COBRA is a private research facility comprising a small number of clinical researchers and a database manager, led by Principal Investigating Surgeon, Professor Gary Hooper, and Director of Clinical Studies, Dr Deborah Snell.

The data managed by COBRA provides opportunities for researchers to evaluate research questions across many aspects of patient outcomes after having hip and knee arthroplasty.

Read more about our COBRA team

Prospective clinical outcome studies

These are mainly long term prospective outcome studies on various types of total joint replacements.

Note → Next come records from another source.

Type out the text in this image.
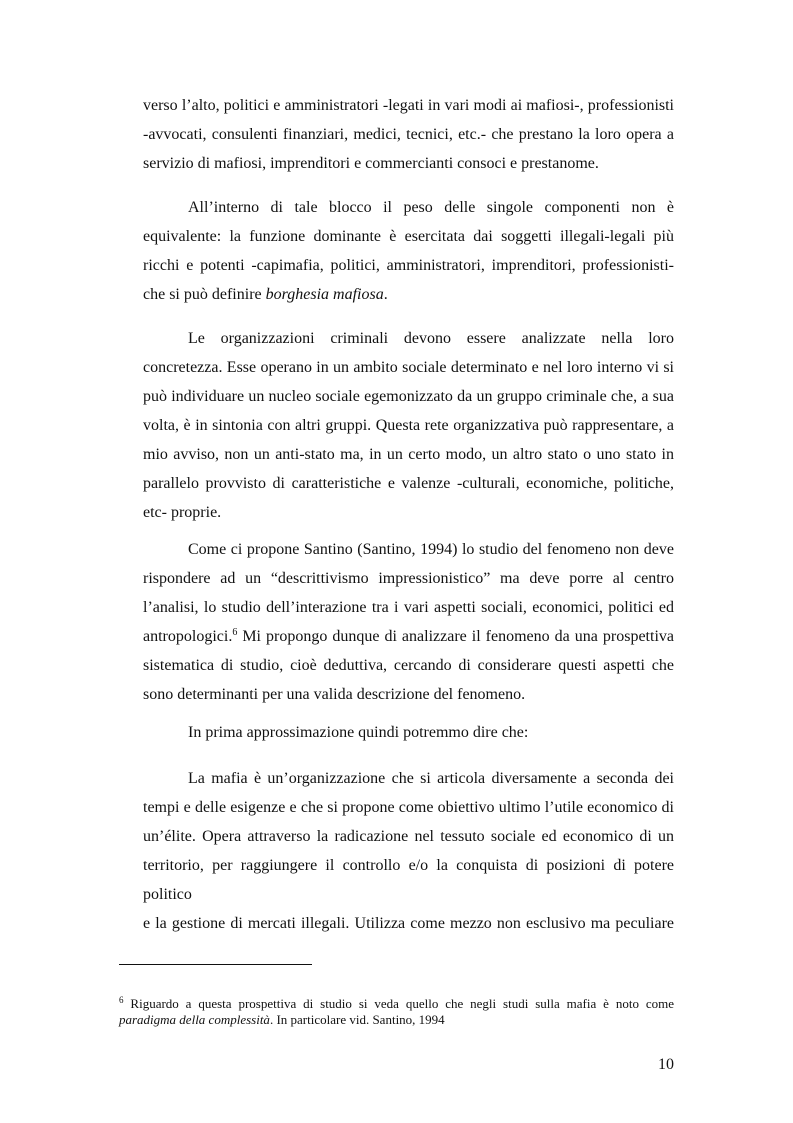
verso l’alto, politici e amministratori -legati in vari modi ai mafiosi-, professionisti
-avvocati, consulenti finanziari, medici, tecnici, etc.- che prestano la loro opera a
servizio di mafiosi, imprenditori e commercianti consoci e prestanome.

All’interno di tale blocco il peso delle singole componenti non è
equivalente: la funzione dominante è esercitata dai soggetti illegali-legali più
ricchi e potenti -capimafia, politici, amministratori, imprenditori, professionisti-
che si può definire borghesia mafiosa.

Le organizzazioni criminali devono essere analizzate nella loro
concretezza. Esse operano in un ambito sociale determinato e nel loro interno vi si
può individuare un nucleo sociale egemonizzato da un gruppo criminale che, a sua
volta, è in sintonia con altri gruppi. Questa rete organizzativa può rappresentare, a
mio avviso, non un anti-stato ma, in un certo modo, un altro stato o uno stato in
parallelo provvisto di caratteristiche e valenze -culturali, economiche, politiche,
etc- proprie.

Come ci propone Santino (Santino, 1994) lo studio del fenomeno non deve
rispondere ad un “descrittivismo impressionistico” ma deve porre al centro
l’analisi, lo studio dell’interazione tra i vari aspetti sociali, economici, politici ed
antropologici.$^6$ Mi propongo dunque di analizzare il fenomeno da una prospettiva
sistematica di studio, cioè deduttiva, cercando di considerare questi aspetti che
sono determinanti per una valida descrizione del fenomeno.

In prima approssimazione quindi potremmo dire che:

La mafia è un’organizzazione che si articola diversamente a seconda dei
tempi e delle esigenze e che si propone come obiettivo ultimo l’utile economico di
un’élite. Opera attraverso la radicazione nel tessuto sociale ed economico di un
territorio, per raggiungere il controllo e/o la conquista di posizioni di potere politico
e la gestione di mercati illegali. Utilizza come mezzo non esclusivo ma peculiare

$^6$ Riguardo a questa prospettiva di studio si veda quello che negli studi sulla mafia è noto come
paradigma della complessità. In particolare vid. Santino, 1994

10
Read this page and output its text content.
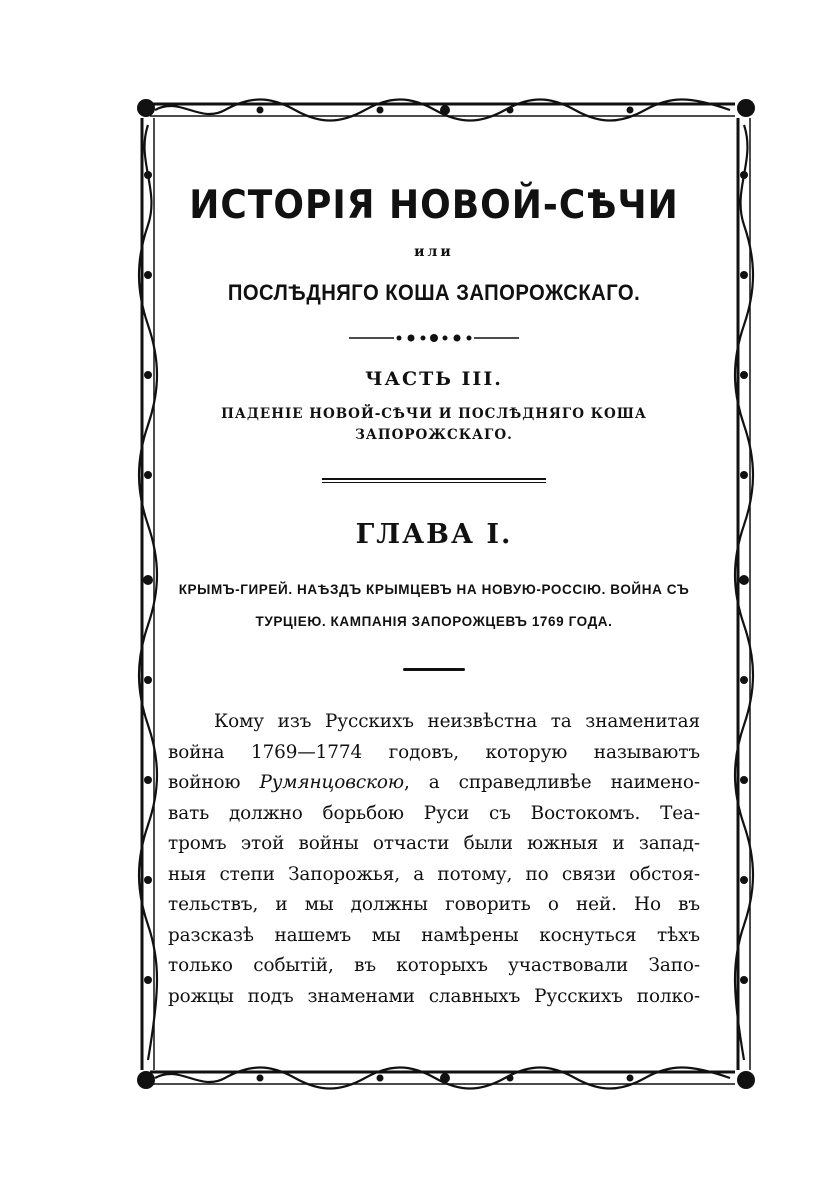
ИСТОРІЯ НОВОЙ-СѢЧИ
или
ПОСЛѢДНЯГО КОША ЗАПОРОЖСКАГО.
ЧАСТЬ III.
ПАДЕНІЕ НОВОЙ-СѢЧИ И ПОСЛѢДНЯГО КОША
ЗАПОРОЖСКАГО.
ГЛАВА I.
КРЫМЪ-ГИРЕЙ. НАѢЗДЪ КРЫМЦЕВЪ НА НОВУЮ-РОССІЮ. ВОЙНА СЪ
ТУРЦІЕЮ. КАМПАНІЯ ЗАПОРОЖЦЕВЪ 1769 ГОДА.
Кому изъ Русскихъ неизвѣстна та знаменитая
война 1769—1774 годовъ, которую называютъ
войною Румянцовскою, а справедливѣе наимено-
вать должно борьбою Руси съ Востокомъ. Теа-
тромъ этой войны отчасти были южныя и запад-
ныя степи Запорожья, а потому, по связи обстоя-
тельствъ, и мы должны говорить о ней. Но въ
разсказѣ нашемъ мы намѣрены коснуться тѣхъ
только событій, въ которыхъ участвовали Запо-
рожцы подъ знаменами славныхъ Русскихъ полко-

National Joint Replacement Register 

The department is responsible for the National Joint Replacement Register.

The New Zealand National Joint Register was established by the NZ Orthopaedic Association to record technical information about total hip and knee surgery performed in New Zealand.

The Register began as a pilot study in Christchurch in April 1998, and by April 1999 was nationwide.

The Register expanded in January 2000 to include all total shoulder, elbow and ankle procedures, as well as unicomparmental knees.

More detailed information is available on the National Joint Register website

Reconstructive upper limb surgery for tetraplegia

Reconstructive surgery for tetraplegia has been carried out at the Spinal Injuries Unit Burwood Hospital since 1982.

The Unit is now one of the leaders in the world, not only for the surgery itself but also for outcome studies including the development of new surgical procedures and research programmes.

These include: 

  • Development of a device for accurate measurement of joint torque
  • Changes in tendon length during postsurgical rehabilitation
  • Patterns of shoulder motion
  • Wheelchair kinematics

Strong collaboration research programmes have been developed with the Department of Engineering, at the University of Canterbury.